Assim como a clozapina, a risperidona pode ter um efeito benéfico nos sintomas
negativos. A risperidona também pode melhorar a memória de trabalho verbal, um
problema comum em esquizofrênicos. Em geral, tem poucos efeitos extra-piramidais,
embora podendo ocorrer em doses mais altas. Os efeitos colaterais comuns incluem
a insônia, ganho de peso e vertigem.
9.5. Olanzapina
A olanzapina (Zyprexa) pode ser mais eficiente no bloqueio da serotonina e
neurotransmissores de dopamina, do que a clozapina, a que tem um risco maior
para diminuição para confiscações e agranulocitoses. Os estudos indicam que pelo
menos é eficiente para os sintomas agudos e possívelmente mais eficiente para os
negativos do que neurolépticos típicos e que possuem um risco menor para causar
sintomas extrapiramidais.
A droga pode também ser benéfica para pacientes que não respondem às
drogas neurolépticas. Um novo estudo sugere que a olanzapina também pode ser
mais eficiente que a risperidona, particulamente na resposta para os sintomas
negativos, mas ainda é necessário mais pesquisas para confirmação dos resultados.

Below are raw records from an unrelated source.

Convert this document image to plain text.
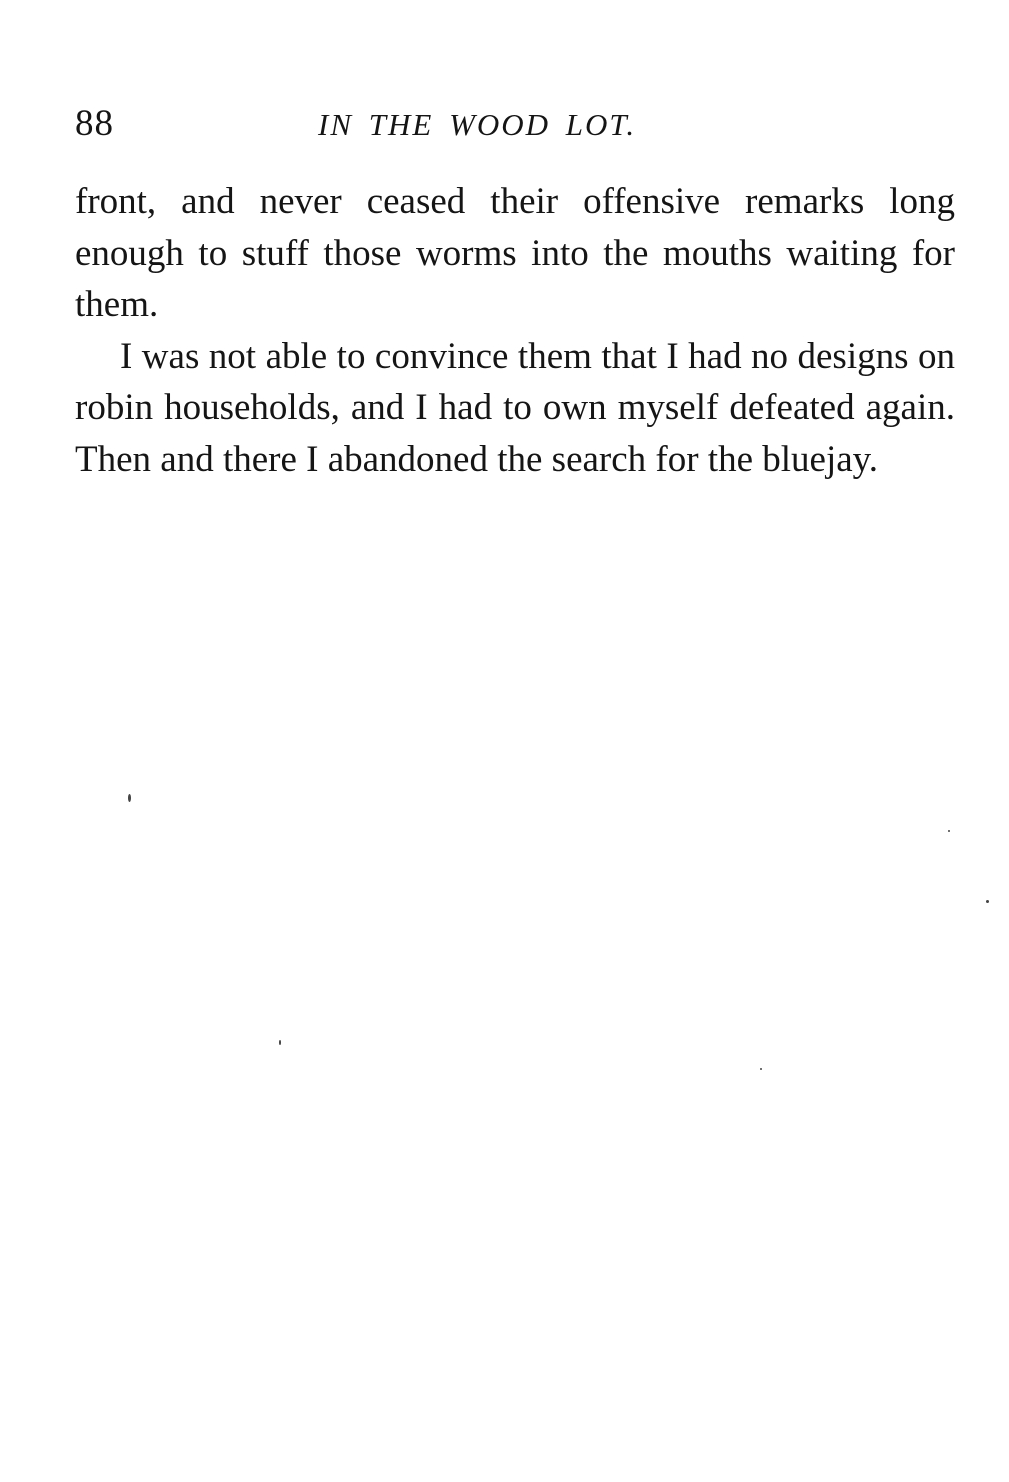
88	IN THE WOOD LOT.

front, and never ceased their offensive remarks long enough to stuff those worms into the mouths waiting for them.

I was not able to convince them that I had no designs on robin households, and I had to own myself defeated again. Then and there I abandoned the search for the bluejay.
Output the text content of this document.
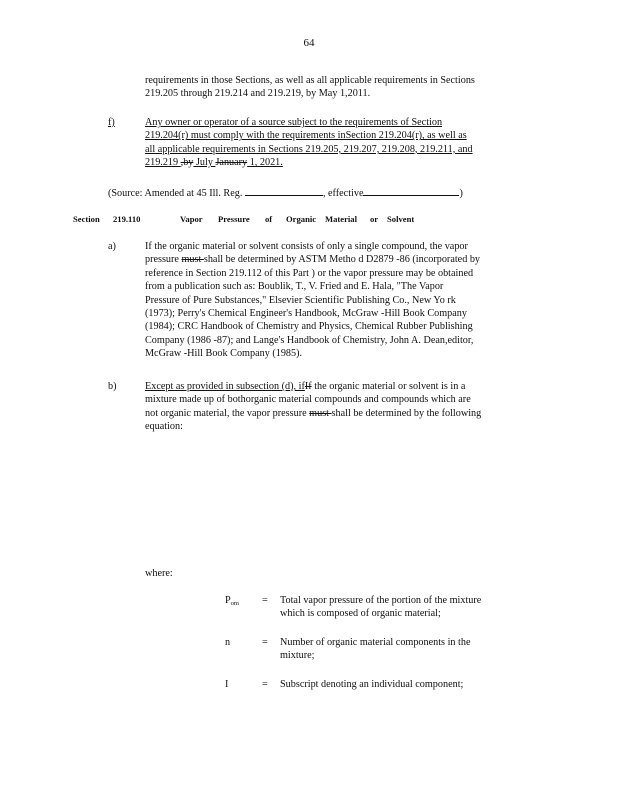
64
requirements in those Sections, as well as all applicable requirements in Sections
219.205 through 219.214 and 219.219, by May 1,2011.
f)	Any owner or operator of a source subject to the requirements of Section
219.204(r) must comply with the requirements inSection 219.204(r), as well as
all applicable requirements in Sections 219.205, 219.207, 219.208, 219.211, and
219.219 ,by July January 1, 2021.
(Source: Amended at 45 Ill. Reg.	, effective	)
Section 219.110	Vapor Pressure of Organic Material or Solvent
a)	If the organic material or solvent consists of only a single compound, the vapor
pressure must shall be determined by ASTM Metho d D2879 -86 (incorporated by
reference in Section 219.112 of this Part ) or the vapor pressure may be obtained
from a publication such as: Boublik, T., V. Fried and E. Hala, "The Vapor
Pressure of Pure Substances," Elsevier Scientific Publishing Co., New Yo rk
(1973); Perry's Chemical Engineer's Handbook, McGraw -Hill Book Company
(1984); CRC Handbook of Chemistry and Physics, Chemical Rubber Publishing
Company (1986 -87); and Lange's Handbook of Chemistry, John A. Dean,editor,
McGraw -Hill Book Company (1985).
b)	Except as provided in subsection (d), ifIf the organic material or solvent is in a
mixture made up of bothorganic material compounds and compounds which are
not organic material, the vapor pressure must shall be determined by the following
equation:
where:
$P_{om}$ = Total vapor pressure of the portion of the mixture
which is composed of organic material;
n	= Number of organic material components in the
mixture;
I	= Subscript denoting an individual component;
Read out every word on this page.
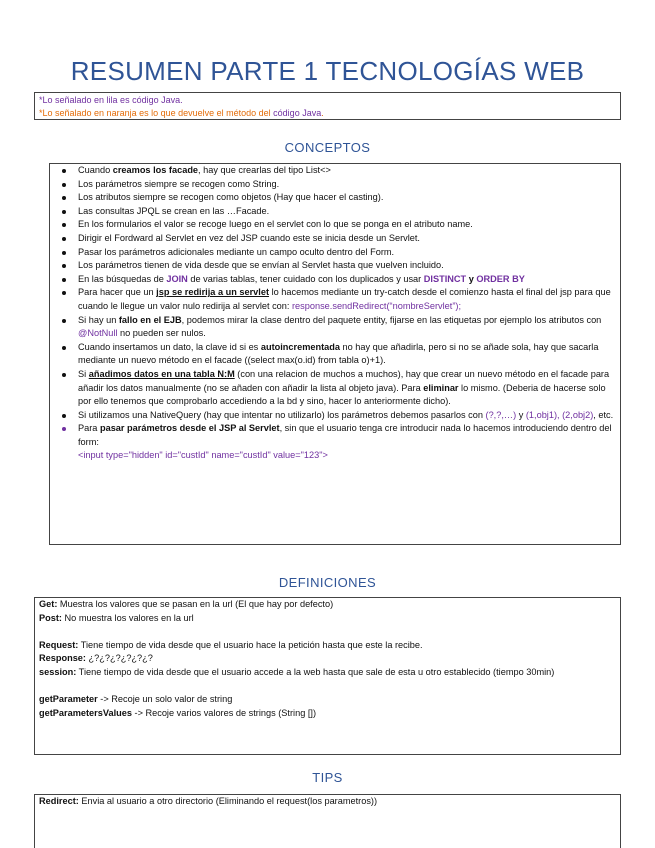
RESUMEN PARTE 1 TECNOLOGÍAS WEB
*Lo señalado en lila es código Java.
*Lo señalado en naranja es lo que devuelve el método del código Java.
CONCEPTOS
Cuando creamos los facade, hay que crearlas del tipo List<>
Los parámetros siempre se recogen como String.
Los atributos siempre se recogen como objetos (Hay que hacer el casting).
Las consultas JPQL se crean en las …Facade.
En los formularios el valor se recoge luego en el servlet con lo que se ponga en el atributo name.
Dirigir el Fordward al Servlet en vez del JSP cuando este se inicia desde un Servlet.
Pasar los parámetros adicionales mediante un campo oculto dentro del Form.
Los parámetros tienen de vida desde que se envían al Servlet hasta que vuelven incluido.
En las búsquedas de JOIN de varias tablas, tener cuidado con los duplicados y usar DISTINCT y ORDER BY
Para hacer que un jsp se redirija a un servlet lo hacemos mediante un try-catch desde el comienzo hasta el final del jsp para que cuando le llegue un valor nulo redirija al servlet con: response.sendRedirect(“nombreServlet”);
Si hay un fallo en el EJB, podemos mirar la clase dentro del paquete entity, fijarse en las etiquetas por ejemplo los atributos con @NotNull no pueden ser nulos.
Cuando insertamos un dato, la clave id si es autoincrementada no hay que añadirla, pero si no se añade sola, hay que sacarla mediante un nuevo método en el facade ((select max(o.id) from tabla o)+1).
Si añadimos datos en una tabla N:M (con una relacion de muchos a muchos), hay que crear un nuevo método en el facade para añadir los datos manualmente (no se añaden con añadir la lista al objeto java). Para eliminar lo mismo. (Deberia de hacerse solo por ello tenemos que comprobarlo accediendo a la bd y sino, hacer lo anteriormente dicho).
Si utilizamos una NativeQuery (hay que intentar no utilizarlo) los parámetros debemos pasarlos con (?,?,…) y (1,obj1), (2,obj2), etc.
Para pasar parámetros desde el JSP al Servlet, sin que el usuario tenga cre introducir nada lo hacemos introduciendo dentro del form:
<input type="hidden" id="custId" name="custId" value="123">
DEFINICIONES

Get: Muestra los valores que se pasan en la url (El que hay por defecto)

Post: No muestra los valores en la url

Request: Tiene tiempo de vida desde que el usuario hace la petición hasta que este la recibe.

Response: ¿?¿?¿?¿?¿?¿?

session: Tiene tiempo de vida desde que el usuario accede a la web hasta que sale de esta u otro establecido (tiempo 30min)

getParameter -> Recoje un solo valor de string

getParametersValues -> Recoje varios valores de strings (String [])

TIPS

Redirect: Envia al usuario a otro directorio (Eliminando el request(los parametros))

Assim como a risperidona, a olanzapina pode causar insônia, ganho de peso e
vertigem. Outras drogas atípicas são a Ziprasidona e quetiapina (Seroquel - não
encontrei no Vade-mécum - Brasil) que são promessas de novas drogas. A
ziprasidona, que afeta a serotonina assim como a dopamina, também pode melhorar
os sintomas negativos com efeitos colaterais extrapiramidais limitados. A aripiprazola
e iloperidona são outras drogas atípicas em desenvolvimento.
18
10. EFEITOS COLATERAIS DA MEDICAÇÃO CONTRA
ESQUIZOFRENIA
10.1. Síndrome Maligna Neuroléptica
As características principais da SMN são hiperpirexia, rigidez muscular, status
mental alterado (incluindo sinais catatônicos) e instabilidade autonômica (pulso
irregular ou pressão sangüínea instável). Adicionalmente, podemos ter elevado CPK,
mioglobinúria e falência renal aguda. A SMN é rara mas potencialmente fatal e,
portanto, requere um tratamento sintomático suporte. A interrupção imediata do
tratamento neuroléptico é obrigatória.
10.2. Discinesia Tardia
Uma síndrome consistindo de movimentos discinéticos involuntários e
potencialmente irreversíveis pode desenvolver-se em pacientes tratados com drogas
antipsicóticas convencionais. Embora a prevalência de discinesia tardia com
antipsicóticos convencionais parece ser maior entre os idosos, especialmente
mulheres idosas, é impossível basear-se em estimativas de prevalência para
predizer, no início do tratamento, quais pacientes estão propensos a desenvolver a
síndrome.
10.3. Agranulocitose
É definido como uma contagem de granulócitos abaixo de 500/mm(3).
O tratamento dos efeitos colaterais extrapiramidais.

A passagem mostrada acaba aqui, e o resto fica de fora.